Ao longo da semana, a torcida do América-MG lançou um movimento chamado “Entrega, Coelhão!”, para que o clube perca o jogo para o Atlético e assim, por consequência, prejudique o Cruzeiro, rival americano. O movimento teve repercussão na imprensa mineira e, a convite do blog, o jornalista Carlos Silveira escreveu crônica sobre o fato. Acompanhe.

por Carlos Silveira

O que move o futebol é a rivalidade. Quantas vezes já ouvimos esta frase? Muitas, certamente. Rivalidade que nos faz chegar ao trabalho ou a escola, em uma segunda-feira, sedento para encontrarmos os amigos torcedores do rival derrotado, ou nos escondendo para despistar os rivais vitoriosos. Rivalidade que movimenta grandes cidades do país em dia de jogos, que une pessoas que jamais se uniriam por outro motivo, ou separa momentaneamente amigos fiéis do dia-a-dia. Rivalidade que, por vezes, torna-se mais importante que os jogos em si.

Poderia uma torcida, por esta rivalidade, torcer contra o seu próprio clube? Certamente que sim e a torcida do América Mineiro é a mais recente prova disto. Com o clube já rebaixado no Campeonato Brasileiro, a torcida americana pede aos berros que o time entregue o jogo do próximo domingo para o Atlético Paranaense. O motivo? Prejudicar o Cruzeiro, um de seus rivais locais. Cruzeiro e Furacão são rivais diretos na briga para ficar na Primeira Divisão.

No meio dos torcedores americanos nas redes sociais, o “entrega coelhão” ganha força, embalado também por uma enxurrada de e-mails destinados à diretoria do clube e à assessoria de imprensa.

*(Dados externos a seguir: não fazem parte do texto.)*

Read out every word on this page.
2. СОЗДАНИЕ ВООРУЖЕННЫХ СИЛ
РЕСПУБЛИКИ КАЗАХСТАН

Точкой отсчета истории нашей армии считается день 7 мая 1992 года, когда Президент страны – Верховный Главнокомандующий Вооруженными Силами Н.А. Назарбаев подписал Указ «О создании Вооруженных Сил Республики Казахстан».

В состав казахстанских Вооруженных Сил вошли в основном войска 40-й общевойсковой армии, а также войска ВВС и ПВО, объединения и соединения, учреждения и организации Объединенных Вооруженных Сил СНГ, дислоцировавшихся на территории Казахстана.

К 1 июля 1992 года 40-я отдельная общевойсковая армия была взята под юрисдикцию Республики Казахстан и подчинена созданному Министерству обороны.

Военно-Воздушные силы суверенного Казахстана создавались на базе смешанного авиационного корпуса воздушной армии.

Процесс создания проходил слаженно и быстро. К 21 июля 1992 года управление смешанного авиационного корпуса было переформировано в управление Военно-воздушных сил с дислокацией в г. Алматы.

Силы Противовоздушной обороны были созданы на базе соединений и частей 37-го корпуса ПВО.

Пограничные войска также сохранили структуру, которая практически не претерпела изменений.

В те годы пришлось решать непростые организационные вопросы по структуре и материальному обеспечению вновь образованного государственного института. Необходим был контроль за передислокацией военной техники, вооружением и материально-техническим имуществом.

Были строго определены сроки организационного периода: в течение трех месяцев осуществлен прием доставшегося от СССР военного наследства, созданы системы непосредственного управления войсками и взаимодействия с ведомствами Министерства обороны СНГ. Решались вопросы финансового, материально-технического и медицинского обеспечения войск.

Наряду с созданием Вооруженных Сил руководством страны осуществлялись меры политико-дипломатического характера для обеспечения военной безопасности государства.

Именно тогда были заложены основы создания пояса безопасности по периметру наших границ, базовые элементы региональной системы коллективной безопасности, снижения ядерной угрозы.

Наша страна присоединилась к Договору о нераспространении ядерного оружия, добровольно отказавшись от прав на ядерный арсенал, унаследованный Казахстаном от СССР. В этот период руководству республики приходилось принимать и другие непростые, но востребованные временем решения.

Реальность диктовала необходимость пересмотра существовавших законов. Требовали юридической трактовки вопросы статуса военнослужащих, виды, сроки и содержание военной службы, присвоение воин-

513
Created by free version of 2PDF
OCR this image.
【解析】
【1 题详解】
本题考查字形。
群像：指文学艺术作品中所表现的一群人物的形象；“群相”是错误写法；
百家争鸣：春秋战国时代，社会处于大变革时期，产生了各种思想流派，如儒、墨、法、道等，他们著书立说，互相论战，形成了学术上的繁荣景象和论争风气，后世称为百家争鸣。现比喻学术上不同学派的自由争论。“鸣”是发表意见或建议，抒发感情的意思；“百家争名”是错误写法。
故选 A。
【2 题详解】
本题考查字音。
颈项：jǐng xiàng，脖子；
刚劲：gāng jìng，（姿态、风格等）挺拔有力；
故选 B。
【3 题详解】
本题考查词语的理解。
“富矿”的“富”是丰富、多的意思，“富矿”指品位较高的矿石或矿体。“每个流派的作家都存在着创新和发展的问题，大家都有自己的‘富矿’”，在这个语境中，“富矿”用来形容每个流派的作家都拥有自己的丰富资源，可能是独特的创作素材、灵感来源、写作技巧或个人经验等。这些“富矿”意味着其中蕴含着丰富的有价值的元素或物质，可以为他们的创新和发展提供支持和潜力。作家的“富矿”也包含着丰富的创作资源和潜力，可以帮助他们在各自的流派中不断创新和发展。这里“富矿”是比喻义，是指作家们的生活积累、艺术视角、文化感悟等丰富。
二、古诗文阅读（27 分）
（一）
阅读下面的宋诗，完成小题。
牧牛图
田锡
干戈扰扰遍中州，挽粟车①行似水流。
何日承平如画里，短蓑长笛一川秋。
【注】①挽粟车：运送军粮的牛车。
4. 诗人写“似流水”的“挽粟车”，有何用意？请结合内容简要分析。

E isto não é novidade, acontece todo ano, o que muda é o “endereço” da torcida que pede a derrota de seu clube para prejudicar um rival.

Normalmente, Atlético Mineiro e Cruzeiro dividem as atenções da maioria, até por ser a torcida do América consideravelmente menor que a dos rivais, mas o assunto da semana em meio a rodas de conversas sobre futebol em Belo Horizonte é a expectativa sobre o comportamento do América no domingo. A imprensa mineira faz o possível para ignorar o apelo dos torcedores americanos, certamente evita dar espaço para algo que lhe será prejudicial. Tenta inclusive forçar a barra para uma possível “vingança” dos jogadores americanos em relação ao treinador do Atlético Paranaense, Antônio Lopes, que teve passagem desastrosa pelo time mineiro neste Brasileirão. É o clima de rivalidade esquentando a capital mineira.

Os americanos mais exaltados falam em protesto caso o time obtenha outro resultado que não seja a derrota para o Atlético. O clima já esquentou até entre os próprios americanos, visto que uma pequena parte da torcida não concorda com a entrega do jogo, inclusive porque pode custar ao clube uma vaga na Copa do Brasil de 2012. Caso o Figueirense não conquiste uma vaga na Libertadores, poderá ultrapassar o América no ranking da CBF e tomar a vaga do clube mineiro na Copa do Brasil. Em princípio, o América deve ficar com a última vaga destinada aos melhores ranqueados. Aos defensores do “entrega coelhão”, mais importante é ver o rival na Segunda Divisão, enfrentando inclusive o próprio América.

O discurso dos jogadores e da diretoria do América não poderia ser outro, o de que vão jogar como sempre, sem se preocuparem com outros clubes. Na prática não se sabe, mas a escalação do América que, ao que parece só será anunciada pouco antes da partida, já poderá nos dar indícios do comportamento do time em campo. Nos coletivos da semana Givanildo começou com o time titular em campo.